Planned Parenthood plans to integrate the U=U campaign into its expanding package of HIV prevention tools. That means sharing medically accurate information on undetectable viral loads, alongside materials on pre-exposure prophylaxis (PrEP) and treatment as prevention (TasP), through its hundreds of clinics, on its websites and via its social media accounts.
According to McDonald-Mosley, PPFA rolled out a digital promotion kit to celebrate its sign-on to the U=U consensus statement, including infographics shared on social media. Although PPFA plans to disseminate this information through its clinics, it's unclear as of yet how the organization will integrate U=U information into its policy work.
"Planned Parenthood affiliates are uniquely positioned to deliver holistic, cutting-edge HIV prevention, education and related services to at-risk populations, including black and Latina women, trans persons, young adults of all backgrounds and men who have sex with men," McDonald-Mosley told TheBody.com.
McDonald-Mosley also said that PPFA is also developing a set of interactive U=U training tools for both health center staff and educators. The module, known as a "Medical Minute," will be a clinical question-based post that teaches the fundamentals of undetectable equals untransmittable. While the materials will be uniform in design and dissemination, each Planned Parenthood affiliate will decide how to approach staff training, McDonald-Mosley said.
"Incorporating the message of U=U must go hand-in-hand with a comprehensive prevention effort," McDonald-Mosley told TheBody.com, "especially for those who make not be familiar with the latest advances in antiretroviral treatment."
"Everyone deserves a sex life that is healthy, happy and free from shame and stigma," McDonald-Mosley added.

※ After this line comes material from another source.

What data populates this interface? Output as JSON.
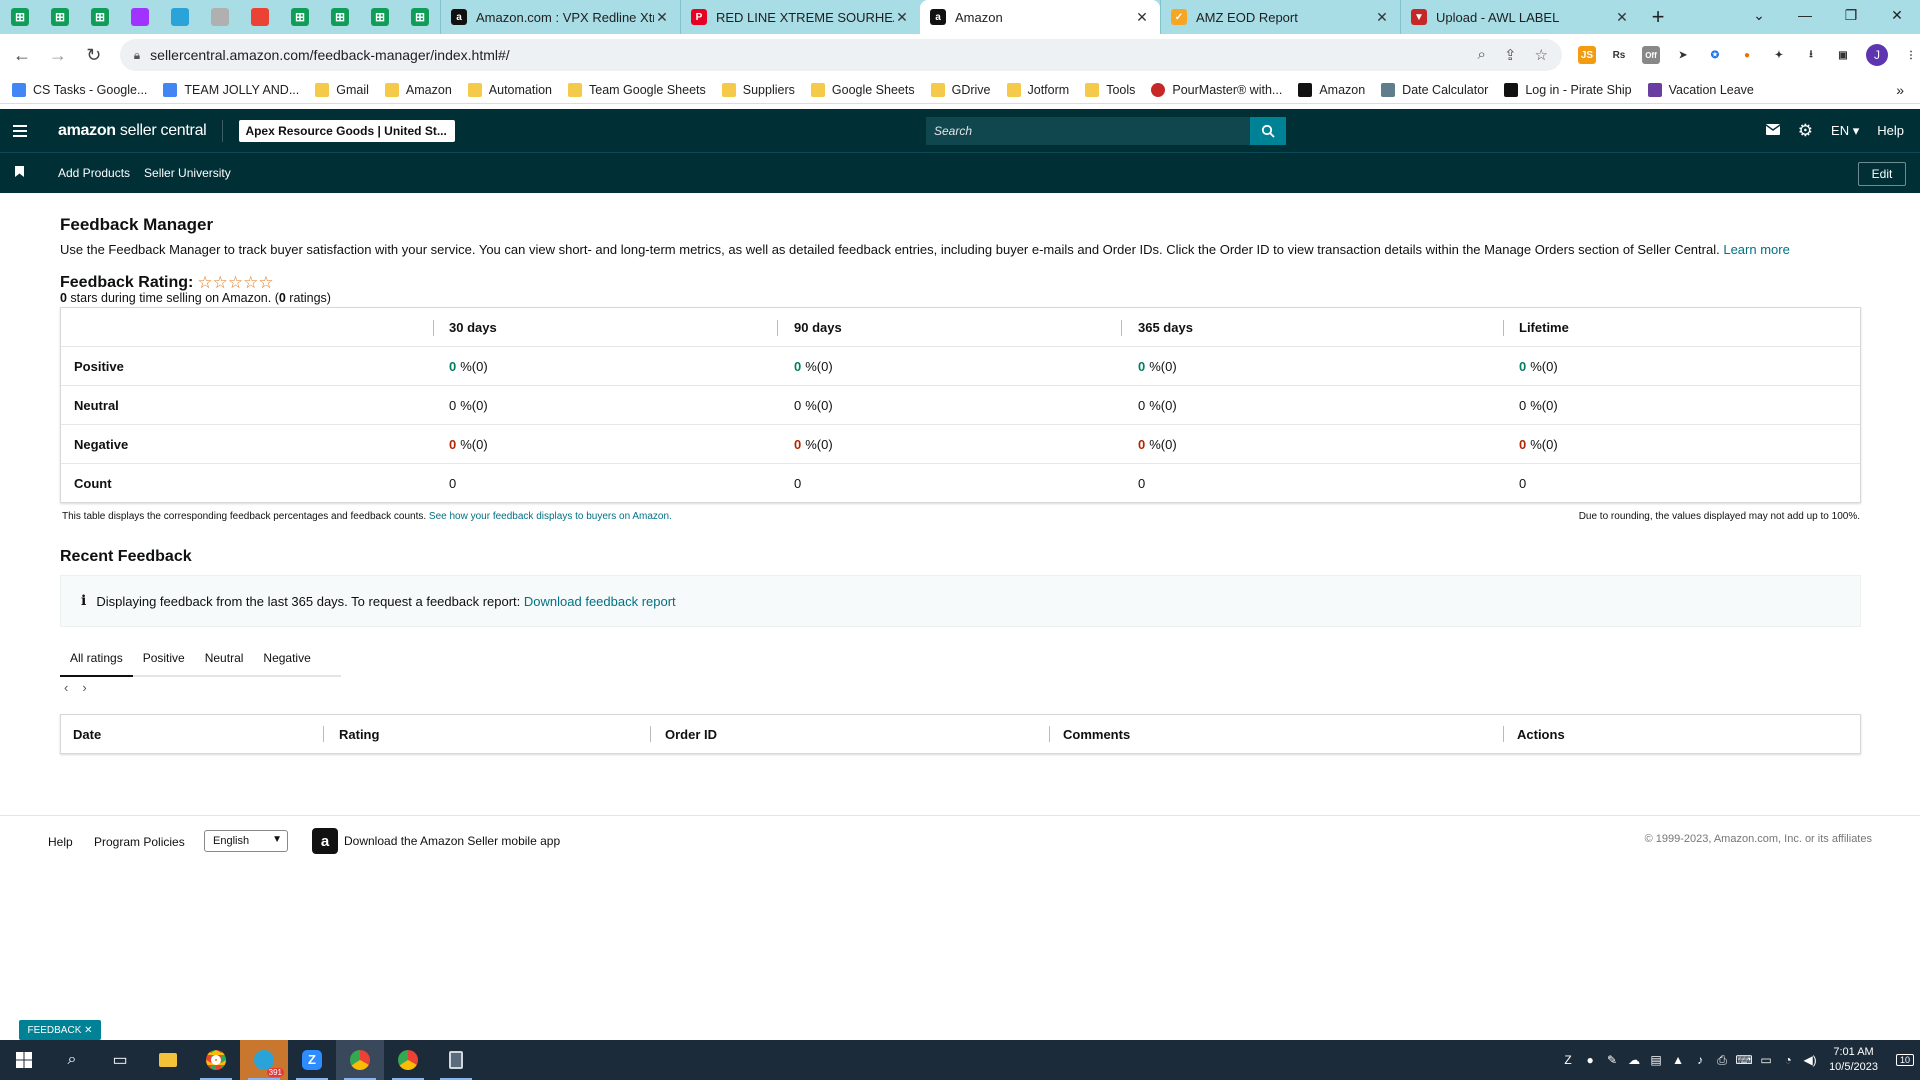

Richman expressed hope that U=U's partnership with PPFA could be a game-changer for the campaign. By sharing information on undetectable viral loads and transmission risk with its large and diverse network, Planned Parenthood would be able to reach more people, especially women and people of color, "in accurate and quality ways," Richman said. "Because of their extensive reach and muscle, PPFA could be one of our most powerful forces of change in the U.S."
"Planned Parenthood's leadership on this issue is especially important in a time when truth and science about sexual and reproductive health are under attack," Richman continued. "PPFA's partnership sends a message in the U.S. that U=U is uniting with powerful and resilient partners that are committed to truth and choice about our bodies."